My high school students are targets in Trump’s cruel deportation spree. It can’t be allowed to continue.
By Jennifer Dines, Current Affairs
I am a high school teacher in the Boston Public Schools. I teach English to new immigrant students. I have done this work for nearly two decades. This year, my students come from Cameroon, Colombia, the Dominican Republic, El Salvador, Haiti, Venezuela, and Vietnam. In prior years, I’ve had students from Afghanistan, Brazil, Cape Verde, Chile, Guatemala, Honduras, Portugal, Russia, and Tibet.
I not only teach in Boston. I live there, two miles from work. My daughters also attend a Boston Public School that’s a six-minute drive from where I teach. Many of their classmates and their families have come to Boston from other countries. On the first day back at school after winter vacation, I gave my students an assignment to write about their goals for 2025 and beyond. A lot of students wrote about learning more English, improving their grades, exercising more and eating right, and getting an after-school job.

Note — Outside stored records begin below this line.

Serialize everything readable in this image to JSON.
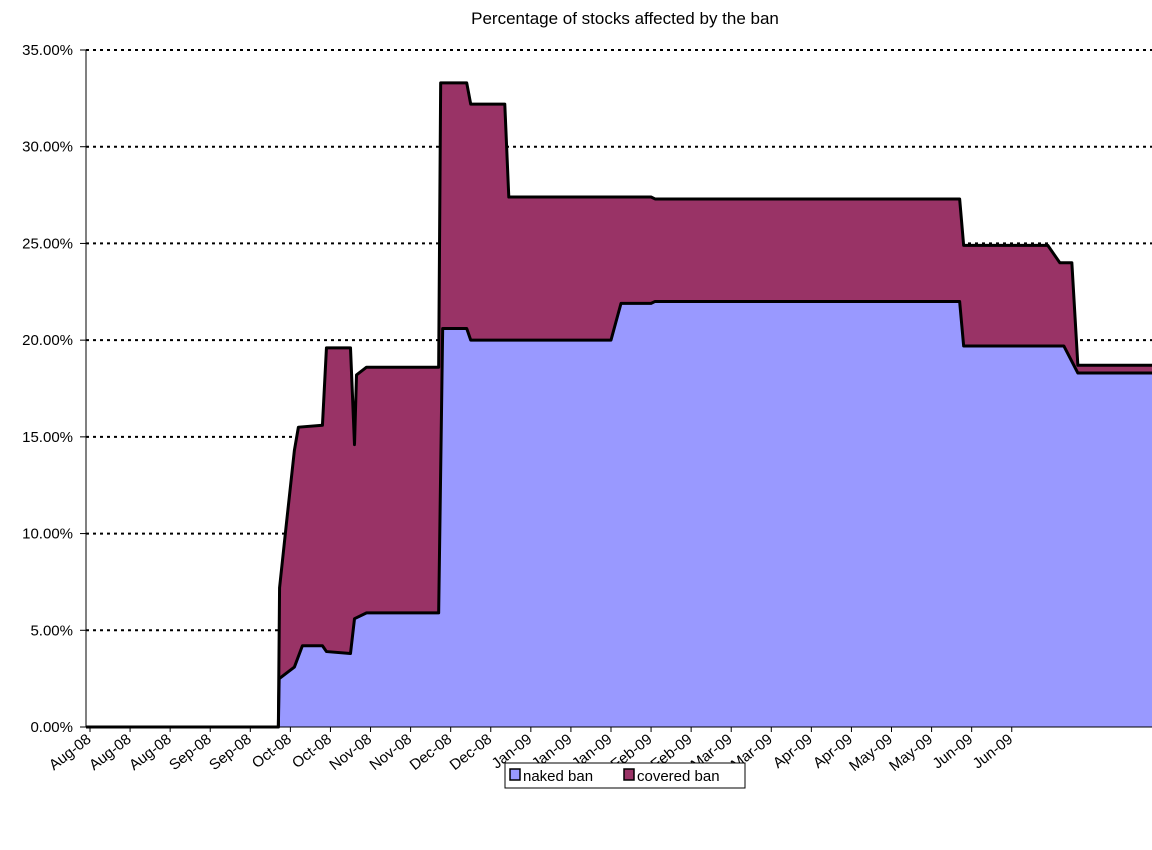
{
  "chart_data": {
    "type": "area",
    "stacked": true,
    "title": "Percentage of stocks affected by the ban",
    "xlabel": "",
    "ylabel": "",
    "ylim": [
      0,
      35
    ],
    "y_tick_labels": [
      "0.00%",
      "5.00%",
      "10.00%",
      "15.00%",
      "20.00%",
      "25.00%",
      "30.00%",
      "35.00%"
    ],
    "x_tick_labels": [
      "Aug-08",
      "Aug-08",
      "Aug-08",
      "Sep-08",
      "Sep-08",
      "Oct-08",
      "Oct-08",
      "Nov-08",
      "Nov-08",
      "Dec-08",
      "Dec-08",
      "Jan-09",
      "Jan-09",
      "Jan-09",
      "Feb-09",
      "Feb-09",
      "Mar-09",
      "Mar-09",
      "Apr-09",
      "Apr-09",
      "May-09",
      "May-09",
      "Jun-09",
      "Jun-09"
    ],
    "x_range": [
      0,
      26.6
    ],
    "grid": "horizontal dotted",
    "legend_position": "bottom",
    "series": [
      {
        "name": "naked ban",
        "color": "#9999ff",
        "points": [
          [
            0,
            0
          ],
          [
            4.8,
            0
          ],
          [
            4.82,
            2.5
          ],
          [
            5.2,
            3.1
          ],
          [
            5.4,
            4.2
          ],
          [
            5.9,
            4.2
          ],
          [
            6.0,
            3.9
          ],
          [
            6.6,
            3.8
          ],
          [
            6.7,
            5.6
          ],
          [
            7.0,
            5.9
          ],
          [
            8.8,
            5.9
          ],
          [
            8.9,
            20.6
          ],
          [
            9.5,
            20.6
          ],
          [
            9.6,
            20.0
          ],
          [
            13.1,
            20.0
          ],
          [
            13.35,
            21.9
          ],
          [
            14.1,
            21.9
          ],
          [
            14.2,
            22.0
          ],
          [
            21.8,
            22.0
          ],
          [
            21.9,
            19.7
          ],
          [
            24.4,
            19.7
          ],
          [
            24.75,
            18.3
          ],
          [
            26.6,
            18.3
          ]
        ]
      },
      {
        "name": "covered ban",
        "color": "#993366",
        "points": [
          [
            0,
            0
          ],
          [
            4.8,
            0
          ],
          [
            4.83,
            7.2
          ],
          [
            5.0,
            10.5
          ],
          [
            5.2,
            14.3
          ],
          [
            5.3,
            15.5
          ],
          [
            5.9,
            15.6
          ],
          [
            6.0,
            19.6
          ],
          [
            6.6,
            19.6
          ],
          [
            6.7,
            14.6
          ],
          [
            6.75,
            18.2
          ],
          [
            7.0,
            18.6
          ],
          [
            8.8,
            18.6
          ],
          [
            8.85,
            33.3
          ],
          [
            9.5,
            33.3
          ],
          [
            9.6,
            32.2
          ],
          [
            10.45,
            32.2
          ],
          [
            10.55,
            27.4
          ],
          [
            14.1,
            27.4
          ],
          [
            14.2,
            27.3
          ],
          [
            21.8,
            27.3
          ],
          [
            21.9,
            24.9
          ],
          [
            24.0,
            24.9
          ],
          [
            24.3,
            24.0
          ],
          [
            24.6,
            24.0
          ],
          [
            24.75,
            18.7
          ],
          [
            26.6,
            18.7
          ]
        ]
      }
    ]
  }
}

I collected their notebooks at the end of class, and I enjoyed reading each teen’s response. “I want to fix my attitude problem.” “I want to be a rich man.” “Help my sister with her homework.” Funny. Ambitious. Sweet.

And then there was Pierre’s resolution. Pierre is well over six feet tall. He has a dazzling smile, top grades, and a solid group of friends. Pierre came to Boston from Haiti by way of Mexico. His resolution: “Help my friends when they are not doing well and take my mind off of bad people to improve my own happiness.”
I know one friend of Pierre’s who is not doing well. One day after class in late December, Pierre’s friend Ami told me: “Miss. My best friend in Haiti. Today is the day they killed him.”
“Ami, what? I am so sorry. Why?”
“I don’t know. They just shot him. BOOM! BOOM! That’s it. In Haiti right now, the gangs will shoot anyone.”
I try to maintain a calm face in front of my students, always. But I must’ve had a look of concern.
“But don’t worry about me, Miss. I’m okay. I’m really okay,” Ami reassured me as her eyes became glassy. “I really am okay.”